ADF uses Slater Type Orbitals (STOs). This is different from most other DFT programs, which usually employ Gaussian Type Orbitals (GTOs), for which many standard basis sets are available in the literature. The advantage of the STOs is that fewer of them are needed than with GTOs to get a reasonable description of the molecule. A disadvantage is that not much work has been done to develop balanced STO basis sets. We have attempted to remedy this with the presently available STO basis set database in ADF.
The ADF-BAND program uses Numerical Atomic Orbitals (NAOs) in addition to STOs in order to get an even better description with only a limited number of basis functions.
ET stands for even-tempered. This may apply to the basis and to the fit. In our ET basis sets, only 1s, 2p, 3d, and 4f functions occur. In the fit sets, 5g functions occur in addition to this. [Currently all ADF basis sets are restricted to f functions and fit sets are restricted to g functions as the highest l-value]. The exponents in ET basis sets are given by the simple formula:
ζ = α*βI where I=1,... N
Here ζ is the exponent of the STO, b (which should be larger than 1) defines how far apart two consecutive exponents are, and a determines what the most diffuse exponent is. In principle, each l-value has its own set of α, β, N.
Initially, the only basis sets provided with ADF were those in the directories I, II, III, IV, V, which now have the more intuitive names SZ, DZ, DZP, TZP, and TZ2P, respectively. The increasing numbers point to an increase in size and quality. It is not possible to give a formally correct short general classification for each basis set directory.
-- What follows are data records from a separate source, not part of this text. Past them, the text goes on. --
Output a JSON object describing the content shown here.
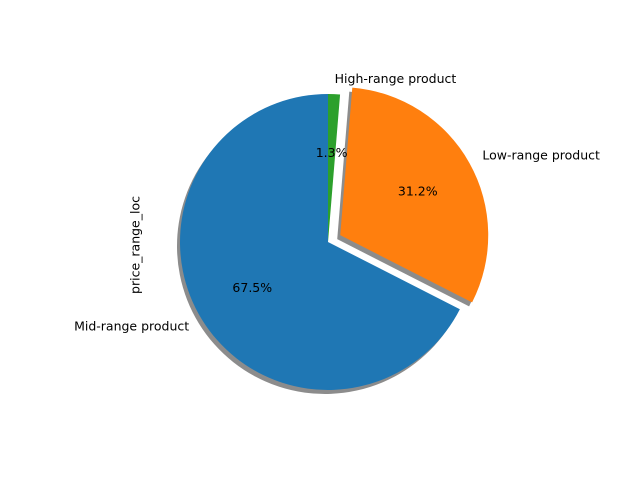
{
  "chart_data": {
    "type": "pie",
    "title": "",
    "ylabel": "price_range_loc",
    "labels": [
      "Mid-range product",
      "Low-range product",
      "High-range product"
    ],
    "values": [
      67.5,
      31.2,
      1.3
    ],
    "pct_labels": [
      "67.5%",
      "31.2%",
      "1.3%"
    ],
    "colors": [
      "#1f77b4",
      "#ff7f0e",
      "#2ca02c"
    ],
    "exploded": [
      false,
      true,
      false
    ],
    "shadow": true,
    "start_angle_deg": 90,
    "legend": "none"
  }
}
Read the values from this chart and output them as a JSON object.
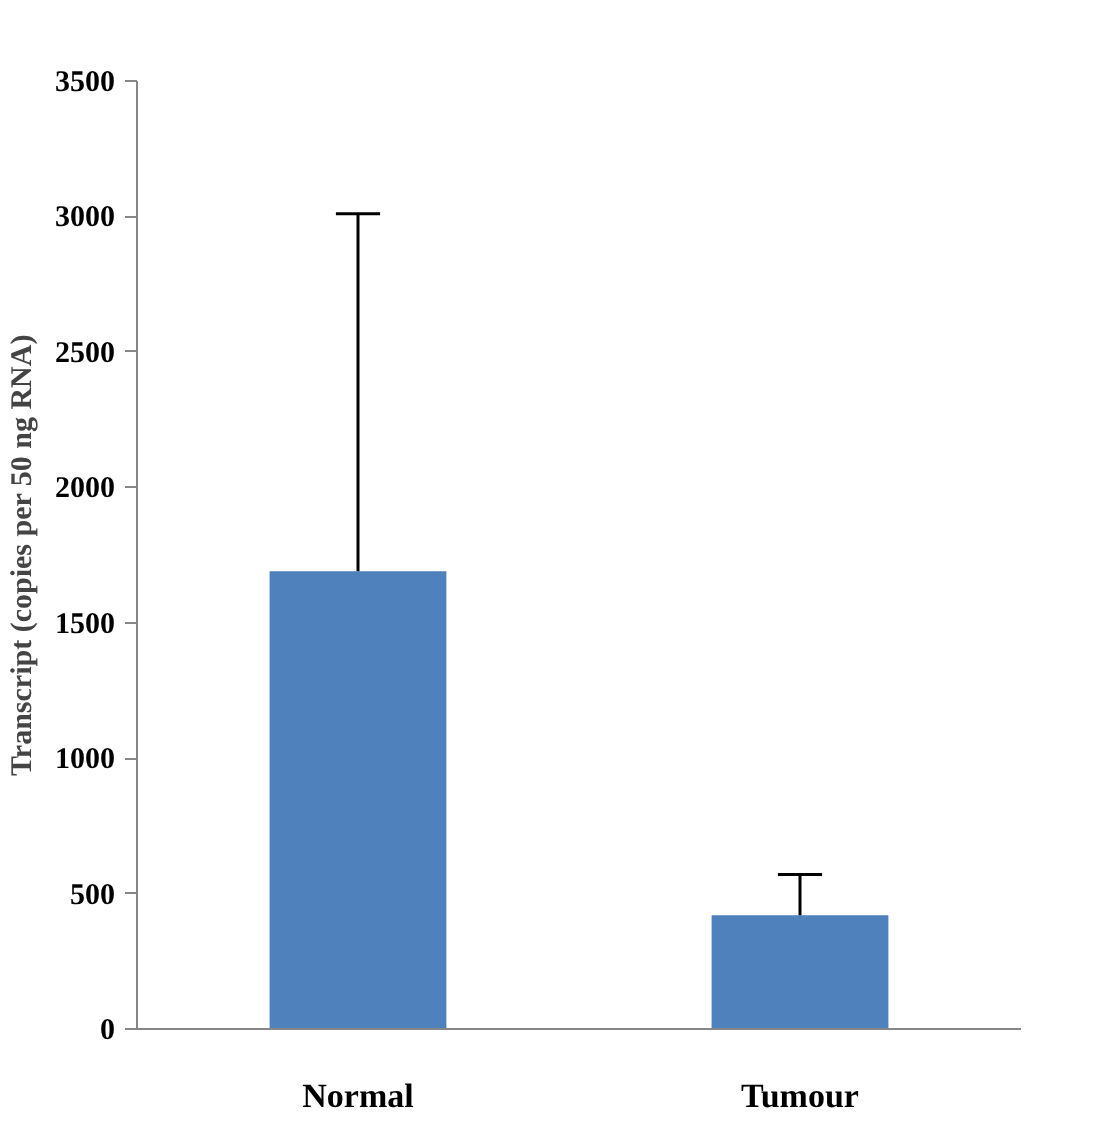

However, generally speaking we can say that SZ (old name I) is a single-zeta basis set, DZ (old name II) is a double zeta basis set, DZP (old name III) is a double zeta polarized basis, TZP (old name IV) is a core double zeta, valence triple zeta, polarized basis set, and finally TZ2P (old name V) is a core double zeta, valence triple zeta, doubly polarized basis. This explains the more intuitive names that are given for the basis sets. The names have also been changed since some of the basis sets have been modified substantially.
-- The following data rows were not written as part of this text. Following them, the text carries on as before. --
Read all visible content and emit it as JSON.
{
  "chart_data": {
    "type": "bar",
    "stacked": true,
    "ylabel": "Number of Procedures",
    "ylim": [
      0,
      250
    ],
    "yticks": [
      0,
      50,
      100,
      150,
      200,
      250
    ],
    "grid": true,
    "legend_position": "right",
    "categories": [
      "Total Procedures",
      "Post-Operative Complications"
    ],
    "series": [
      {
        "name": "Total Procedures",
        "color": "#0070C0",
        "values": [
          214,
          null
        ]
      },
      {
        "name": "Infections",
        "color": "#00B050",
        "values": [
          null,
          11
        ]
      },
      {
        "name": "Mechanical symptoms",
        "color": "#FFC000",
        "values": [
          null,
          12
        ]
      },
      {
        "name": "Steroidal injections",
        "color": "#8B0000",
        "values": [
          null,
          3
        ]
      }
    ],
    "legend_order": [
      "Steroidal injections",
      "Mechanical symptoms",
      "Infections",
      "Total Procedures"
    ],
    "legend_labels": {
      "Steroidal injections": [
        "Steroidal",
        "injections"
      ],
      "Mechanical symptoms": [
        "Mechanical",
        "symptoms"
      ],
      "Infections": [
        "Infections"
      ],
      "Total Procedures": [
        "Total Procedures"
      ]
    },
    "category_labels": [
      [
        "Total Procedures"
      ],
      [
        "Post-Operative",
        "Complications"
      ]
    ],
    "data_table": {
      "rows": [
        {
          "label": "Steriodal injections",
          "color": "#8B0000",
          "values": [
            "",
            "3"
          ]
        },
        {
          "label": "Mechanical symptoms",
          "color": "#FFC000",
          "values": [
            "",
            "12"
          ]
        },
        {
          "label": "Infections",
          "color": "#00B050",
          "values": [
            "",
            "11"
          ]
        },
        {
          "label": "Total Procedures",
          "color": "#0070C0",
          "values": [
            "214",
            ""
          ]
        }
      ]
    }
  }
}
The same is classification is used for the directories ZORA/SZ-TZ2P (old names ZORA/I-V). These were added later because of the special requirements on basis sets for ZORA relativistic calculations, especially in the core region. The ZORA/QZ4P basis set can be loosely described as core triple zeta, valence quadruple zeta, with four sets of polarization functions.
The TZ2P+ basis sets for the transition metals Sc-Zn are nearly identical to TZ2P except for a better description of the d-space (4 d-functions instead of 3). The ZORA/TZ2P+ basis sets for the lanthanides La-Yb are nearly identical to TZ2P except for a better description of the f-space (4 f-functions instead of 3).
AUG stands for augmented. These are augmented standard basis sets with some diffuse STOs are added, especially meant for TDDFT calculations. They are named ASZ, ADZ, ADZP, ATZP, and ATZ2P, which means augmented SZ, augmented DZ, augmented DZP, augmented TZP, and augmented TZ2P, respectively.